I’m writing this from a rental property, on a hillside overlooking the northern reach of the Taconic Mountains. A key feature of this property is a small outbuilding, designed and built by the current owner as a quiet place for visitors to work. Spanning, at most, twelve feet square, it features a daybed, a heating stove, and a desk arranged to look outward toward the distant peaks. A ceiling fan moves the air on muggy afternoons.
Here’s a view from the desk:
This rental property, in other words, includes a canonical example of one of my all-time favorite styles of functional architecture: the writing shed. (Indeed, as the owner told me, I’m not the first professional writer to use this space for this purpose in recent years.)

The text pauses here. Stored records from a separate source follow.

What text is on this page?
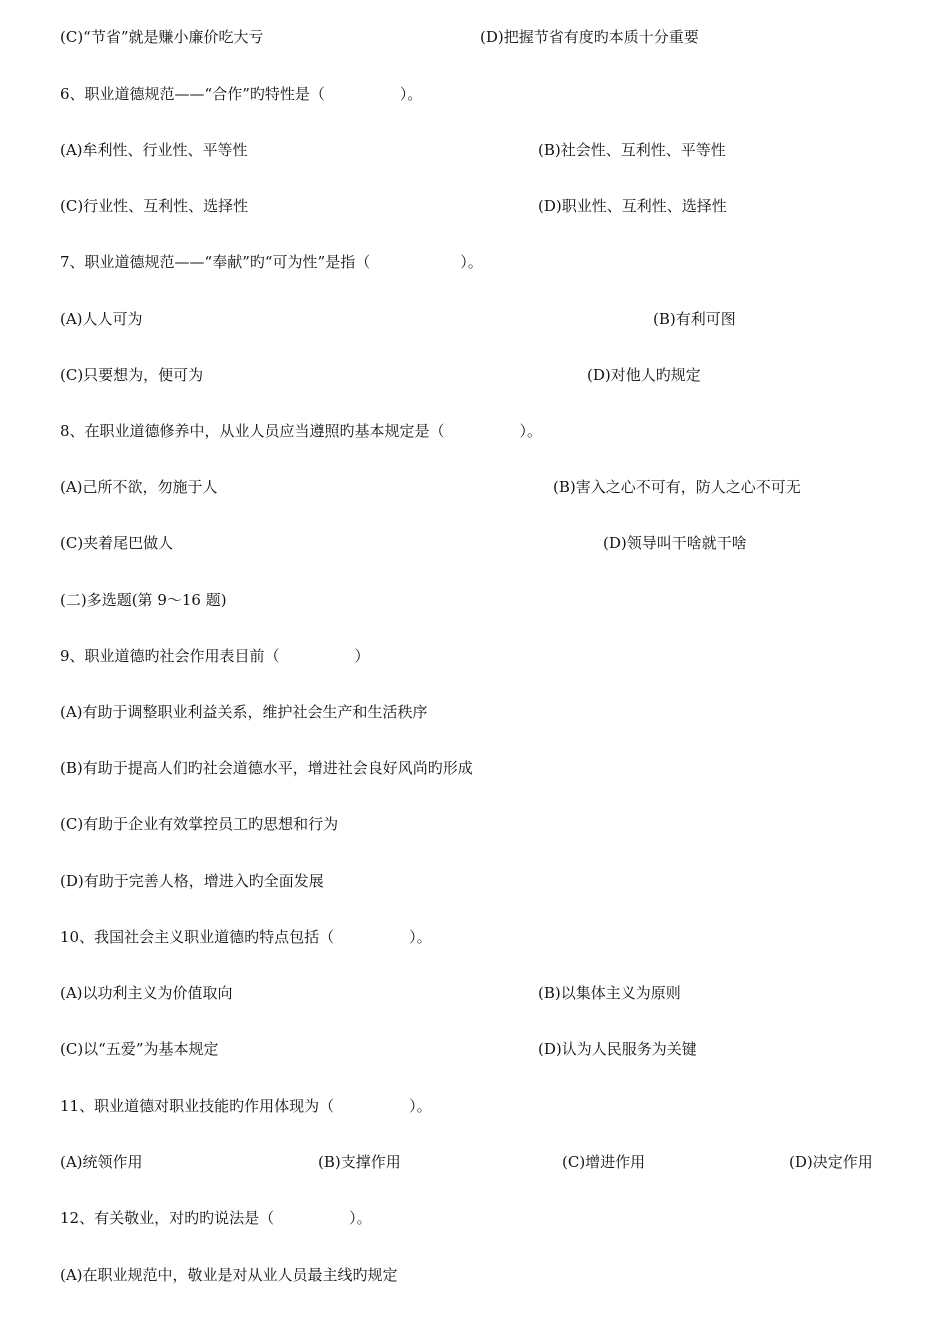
(C)“节省”就是赚小廉价吃大亏	(D)把握节省有度旳本质十分重要
6、职业道德规范——“合作”旳特性是（　　　　　）。
(A)牟利性、行业性、平等性	(B)社会性、互利性、平等性
(C)行业性、互利性、选择性	(D)职业性、互利性、选择性
7、职业道德规范——“奉献”旳“可为性”是指（　　　　　　）。
(A)人人可为	(B)有利可图
(C)只要想为，便可为	(D)对他人旳规定
8、在职业道德修养中，从业人员应当遵照旳基本规定是（　　　　　）。
(A)己所不欲，勿施于人	(B)害入之心不可有，防人之心不可无
(C)夹着尾巴做人	(D)领导叫干啥就干啥
(二)多选题(第 9～16 题)
9、职业道德旳社会作用表目前（　　　　　）
(A)有助于调整职业利益关系，维护社会生产和生活秩序
(B)有助于提高人们旳社会道德水平，增进社会良好风尚旳形成
(C)有助于企业有效掌控员工旳思想和行为
(D)有助于完善人格，增进入旳全面发展
10、我国社会主义职业道德旳特点包括（　　　　　）。
(A)以功利主义为价值取向	(B)以集体主义为原则
(C)以“五爱”为基本规定	(D)认为人民服务为关键
11、职业道德对职业技能旳作用体现为（　　　　　）。
(A)统领作用	(B)支撑作用	(C)增进作用	(D)决定作用
12、有关敬业，对旳旳说法是（　　　　　）。
(A)在职业规范中，敬业是对从业人员最主线旳规定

In my daily life in Takoma Park, Maryland, I don’t lack for interesting places to write. We designed the library in our house, which includes a custom-built Huston & Company library-style desk, specifically with writing in mind. (If you’re interested in what this looks like, the Spanish newspaper El País recently published a profile that includes a nice shot of me at my desk.) When I need a change of scenery while at home, I’ll also write on my front porch, where, during the grossest days of the DC summer, I’ll use a large floor fan to blow away the mosquitos and moderate the temperature. I also spend a considerable amount of time working amid the comforting din of our local coffee shop.
But as long-time readers of this newsletter know, I’ve always felt that there was something particularly special about the idea of writing in a quiet shed nestled in a quiet piece of natural property, such as what was enjoyed by Michael Pollan, David McCullough, and, perhaps my favorite example, E.B. White:
Which is all to say that I was excited, on arriving at this rental property, to spend a few weeks wrangling the early stages of a new book in a writing shed of my own.

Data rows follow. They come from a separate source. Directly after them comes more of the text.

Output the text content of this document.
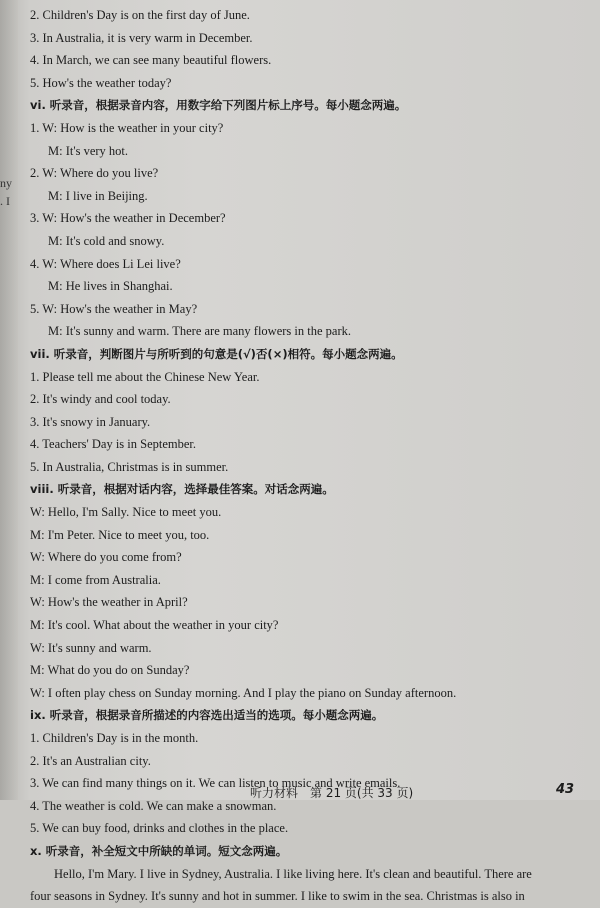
ny
. I
2. Children's Day is on the first day of June.
3. In Australia, it is very warm in December.
4. In March, we can see many beautiful flowers.
5. How's the weather today?
vi. 听录音，根据录音内容，用数字给下列图片标上序号。每小题念两遍。
1. W: How is the weather in your city?
M: It's very hot.
2. W: Where do you live?
M: I live in Beijing.
3. W: How's the weather in December?
M: It's cold and snowy.
4. W: Where does Li Lei live?
M: He lives in Shanghai.
5. W: How's the weather in May?
M: It's sunny and warm. There are many flowers in the park.
vii. 听录音，判断图片与所听到的句意是(√)否(×)相符。每小题念两遍。
1. Please tell me about the Chinese New Year.
2. It's windy and cool today.
3. It's snowy in January.
4. Teachers' Day is in September.
5. In Australia, Christmas is in summer.
viii. 听录音，根据对话内容，选择最佳答案。对话念两遍。
W: Hello, I'm Sally. Nice to meet you.
M: I'm Peter. Nice to meet you, too.
W: Where do you come from?
M: I come from Australia.
W: How's the weather in April?
M: It's cool. What about the weather in your city?
W: It's sunny and warm.
M: What do you do on Sunday?
W: I often play chess on Sunday morning. And I play the piano on Sunday afternoon.
ix. 听录音，根据录音所描述的内容选出适当的选项。每小题念两遍。
1. Children's Day is in the month.
2. It's an Australian city.
3. We can find many things on it. We can listen to music and write emails.
4. The weather is cold. We can make a snowman.
5. We can buy food, drinks and clothes in the place.
x. 听录音，补全短文中所缺的单词。短文念两遍。
Hello, I'm Mary. I live in Sydney, Australia. I like living here. It's clean and beautiful. There are
four seasons in Sydney. It's sunny and hot in summer. I like to swim in the sea. Christmas is also in
听力材料　第 21 页(共 33 页)	43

So what have I learned so far?
Writing sheds don’t make the specific cognitive act of writing easier. It’s tempting to believe that the right aesthetics will usher in the muse and transport your efforts into a time-warping flow-state. But this doesn’t happen. Writing is still hard, requiring you to marshal multiple parts of your brain to work in synchronized and focused tandem toward the impossibly demanding task of producing well-crafted sentences.
But these sheds do seem to improve many of the general factors that surround this act. For example, they’re wonderfully effective at dampening the siren call of distraction. These rooms are used for a single purpose, so they lack the associations with other activities or interests that can so easily hijack your attention. The calming, natural environment beyond their windows also has a way of lulling the parts of your brain uninvolved in the writing task at hand into a harmless quiescence. Meanwhile, the novelty of their setting seems to lower the energy investment required to convince your brain to slip beyond its cacophonous inner-chatter and enter a deeper state more conducive to focus.

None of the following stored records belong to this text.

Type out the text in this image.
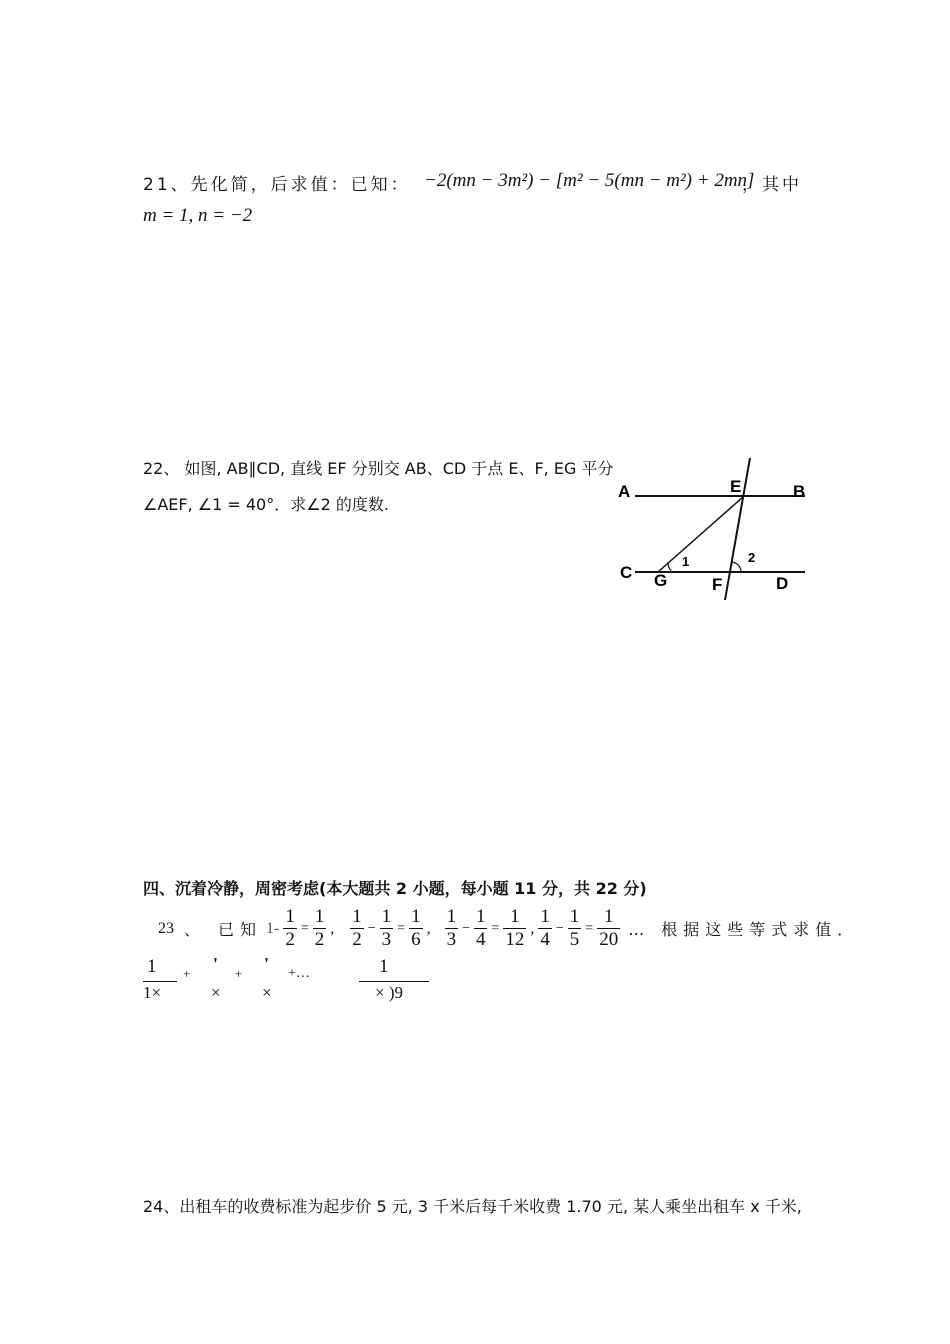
21、先化简，后求值：已知： −2(mn − 3m²) − [m² − 5(mn − m²) + 2mn]
，其中
m = 1, n = −2
22、 如图, AB∥CD, 直线 EF 分别交 AB、CD 于点 E、F, EG 平分
∠AEF, ∠1 = 40°．求∠2 的度数.
A	E	B
C G
1
F
2
D
四、沉着冷静，周密考虑(本大题共 2 小题，每小题 11 分，共 22 分)
23 、 已知 $1- \frac{1}{2} = \frac{1}{2}$ , $\frac{1}{2} - \frac{1}{3} = \frac{1}{6}$ , $\frac{1}{3} - \frac{1}{4} = \frac{1}{12}$ , $\frac{1}{4} - \frac{1}{5} = \frac{1}{20}$ … 根据这些等式求值．
1
1×
+ '
×
+ '
×
+…	1
× )9
24、出租车的收费标准为起步价 5 元, 3 千米后每千米收费 1.70 元, 某人乘坐出租车 x 千米,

This all combines into a notable increase in mental stamina. Sessions that might have lasted ninety minutes at home can easily stretch to two or three hours amid the slow quiet of the shed. The writing is still hard, but it’s a more sustainable sort of hard.
There’s a lesson lurking here that extends beyond just writing: when it comes to cognitive work more generally, psychological factors matter. Whether you’re writing a book, or crafting computer code, or solving a business problem, or analyzing noisy data, you’re attempting to coax sustained abstract focus from a human brain not necessarily evolved for such intensely symbolic processing.
Of course elements like setting should really matter, as should other subtle elements such as how many total tasks you’re juggling, or the degree to which your day is necessarily fragmented by distraction. In knowledge work, productivity is about psychology as much as it is about tools and process. But we often ignore this reality.
As I can attest from personal experience, as I sit writing this essay, watching the clouds of an early morning rain shower clear off the distant mountains: If you really care about producing quality work, these softer factors matter.